In the Payment System Vision Document 2012/15, the RBI has suggested frameworks for establishing roles and responsibilities of both customers and banks in electronic transactions to fix responsibilities and zero-liability protection, such as to increase customer confidence in electronic transactions. At present, protection available for paper and online transactions are different and the liability equation is in favour of banks as the onus of safeguarding card and bank details lies with the customer.
However, going by the statements of Mundra, RBI is likely to issue regulatory direction with regards to limiting the liability of customers for fraudulent transactions arising out of frauds and electronic banking transactions. "It is imperative to have a robust mechanism to prevent incidents of fraud in mobile net banking and electronic fund transfer so as to retain the customers' confidence in these delivery channels," says Mundra.
Reporting a Cybercrime
Under the Information Technology Act, 2000, every form of cybercrime can be registered at a police station. However, in real life it could be a bit confusing with the police refusing to register a complaint. Says Singh of Maharashtra Police's cyber cell: "The offence can be registered at either the place of residence of the complainant or at the location of the bank or where the crime has been committed." Adding to this he highlights that only a person of the rank of a police inspector and above is authorised to investigate the complaint as per the I-T Act.
Apart from reporting a cybercrime and filing a criminal case, the aggrieved party can take action under Section 43 of the I-T Act. Under the Act, state-level I-T departments have been empowered to act as adjudicating officer for the cyber appellate tribunal cases where the quantum of compensation does not exceed Rs5 crore. The only caveat is that the loss has to be because of 'deficient standard of services maintained by the financial institution'.
Given that India is waking up to the menace of cyber fraud and Maharashtra is leading the pack in the number of crimes reported, the state government is setting up the required infrastructure to detect, investigate and bring cyber criminals to book.
Are We Ready?
Experts are of the view that fraudulent activities are not going to recede anytime soon. What makes it doubly dangerous is the evolving nature of the landscape. Fraudsters currently seem to be ahead of law agencies across the globe, wreaking havoc. "If an attack like the SWIFT system were to happen in India, the repercussion to the banking industry would be immense," says Kangaraj, adding: "Currently, in India we are trying to address the past more than preventing future attacks."
When it comes to retail banking, however, there are quite a few steps that have been taken as the target is an individual and not the banking network. And that's where companies like Experian look to be in. "Experian is looking into identifying fraudulent transactions based on devices used for such activities.

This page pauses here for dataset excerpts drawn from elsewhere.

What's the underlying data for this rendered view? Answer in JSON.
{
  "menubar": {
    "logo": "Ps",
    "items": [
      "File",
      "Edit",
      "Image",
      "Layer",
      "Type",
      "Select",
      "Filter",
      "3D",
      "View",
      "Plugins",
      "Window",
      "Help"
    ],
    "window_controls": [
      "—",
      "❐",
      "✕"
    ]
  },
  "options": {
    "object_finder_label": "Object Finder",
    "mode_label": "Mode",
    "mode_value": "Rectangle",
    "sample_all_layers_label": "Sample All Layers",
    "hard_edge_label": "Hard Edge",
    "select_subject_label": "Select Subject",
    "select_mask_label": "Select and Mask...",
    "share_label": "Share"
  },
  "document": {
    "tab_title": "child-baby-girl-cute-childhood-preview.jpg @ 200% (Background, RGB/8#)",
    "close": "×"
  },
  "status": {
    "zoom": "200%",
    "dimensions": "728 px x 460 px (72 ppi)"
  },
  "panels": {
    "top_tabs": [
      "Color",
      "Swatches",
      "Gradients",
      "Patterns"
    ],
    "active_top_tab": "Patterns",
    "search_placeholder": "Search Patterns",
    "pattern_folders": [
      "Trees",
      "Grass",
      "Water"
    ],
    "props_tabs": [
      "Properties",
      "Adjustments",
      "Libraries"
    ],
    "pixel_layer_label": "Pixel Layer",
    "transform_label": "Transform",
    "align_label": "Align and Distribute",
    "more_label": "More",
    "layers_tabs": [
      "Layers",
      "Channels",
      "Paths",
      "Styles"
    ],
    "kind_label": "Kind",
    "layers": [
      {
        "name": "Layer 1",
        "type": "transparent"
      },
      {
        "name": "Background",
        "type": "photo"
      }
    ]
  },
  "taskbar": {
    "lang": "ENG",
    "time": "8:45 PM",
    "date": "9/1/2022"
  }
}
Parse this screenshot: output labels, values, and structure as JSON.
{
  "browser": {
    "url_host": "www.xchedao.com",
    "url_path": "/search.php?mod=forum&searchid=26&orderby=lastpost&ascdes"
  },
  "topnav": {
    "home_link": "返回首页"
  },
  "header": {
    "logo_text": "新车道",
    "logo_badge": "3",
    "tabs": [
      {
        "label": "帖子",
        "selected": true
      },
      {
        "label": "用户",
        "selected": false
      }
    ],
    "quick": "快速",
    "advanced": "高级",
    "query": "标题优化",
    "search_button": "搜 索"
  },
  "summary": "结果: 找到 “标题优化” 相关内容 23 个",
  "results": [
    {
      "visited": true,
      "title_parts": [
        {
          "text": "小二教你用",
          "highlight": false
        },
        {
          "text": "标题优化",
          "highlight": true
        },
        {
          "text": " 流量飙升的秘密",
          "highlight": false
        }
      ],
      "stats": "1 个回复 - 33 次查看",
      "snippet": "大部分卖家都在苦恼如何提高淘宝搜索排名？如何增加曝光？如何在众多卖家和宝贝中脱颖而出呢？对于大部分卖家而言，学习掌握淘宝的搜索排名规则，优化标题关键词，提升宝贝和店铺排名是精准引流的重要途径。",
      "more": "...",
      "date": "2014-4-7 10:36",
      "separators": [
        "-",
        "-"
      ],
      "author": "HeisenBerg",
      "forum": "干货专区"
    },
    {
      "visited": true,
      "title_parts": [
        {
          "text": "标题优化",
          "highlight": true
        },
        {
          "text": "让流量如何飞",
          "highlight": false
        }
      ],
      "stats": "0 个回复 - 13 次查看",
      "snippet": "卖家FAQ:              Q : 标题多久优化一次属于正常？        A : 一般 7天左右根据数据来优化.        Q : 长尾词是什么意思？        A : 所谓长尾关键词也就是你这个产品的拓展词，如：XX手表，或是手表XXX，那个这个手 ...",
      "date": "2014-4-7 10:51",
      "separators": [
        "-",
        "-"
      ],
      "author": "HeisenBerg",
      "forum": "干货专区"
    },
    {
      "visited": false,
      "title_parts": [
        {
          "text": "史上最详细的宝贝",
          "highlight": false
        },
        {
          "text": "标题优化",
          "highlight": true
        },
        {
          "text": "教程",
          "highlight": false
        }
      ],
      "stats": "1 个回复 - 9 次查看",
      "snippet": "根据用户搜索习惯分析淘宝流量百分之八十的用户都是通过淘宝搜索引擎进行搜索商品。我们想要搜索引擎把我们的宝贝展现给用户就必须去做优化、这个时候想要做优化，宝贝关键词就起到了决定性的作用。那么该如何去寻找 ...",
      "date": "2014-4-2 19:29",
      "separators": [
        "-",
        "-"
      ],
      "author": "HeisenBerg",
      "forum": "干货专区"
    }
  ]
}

For example: if an individual has a history of transacting via a particular device, which maybe a laptop or a mobile phone, and all of a sudden, if a transaction with your details is being tried on a different device, the system is designed to immediately red-flag such transactions. This is even after all the data input tallies and the discrepancy is only on the device data," says Jayaraman.
The picture may not be all that rosy, but a little discretion and good sense at the individual level and the robust technologies banks are setting up can go a long way in keeping your money safe.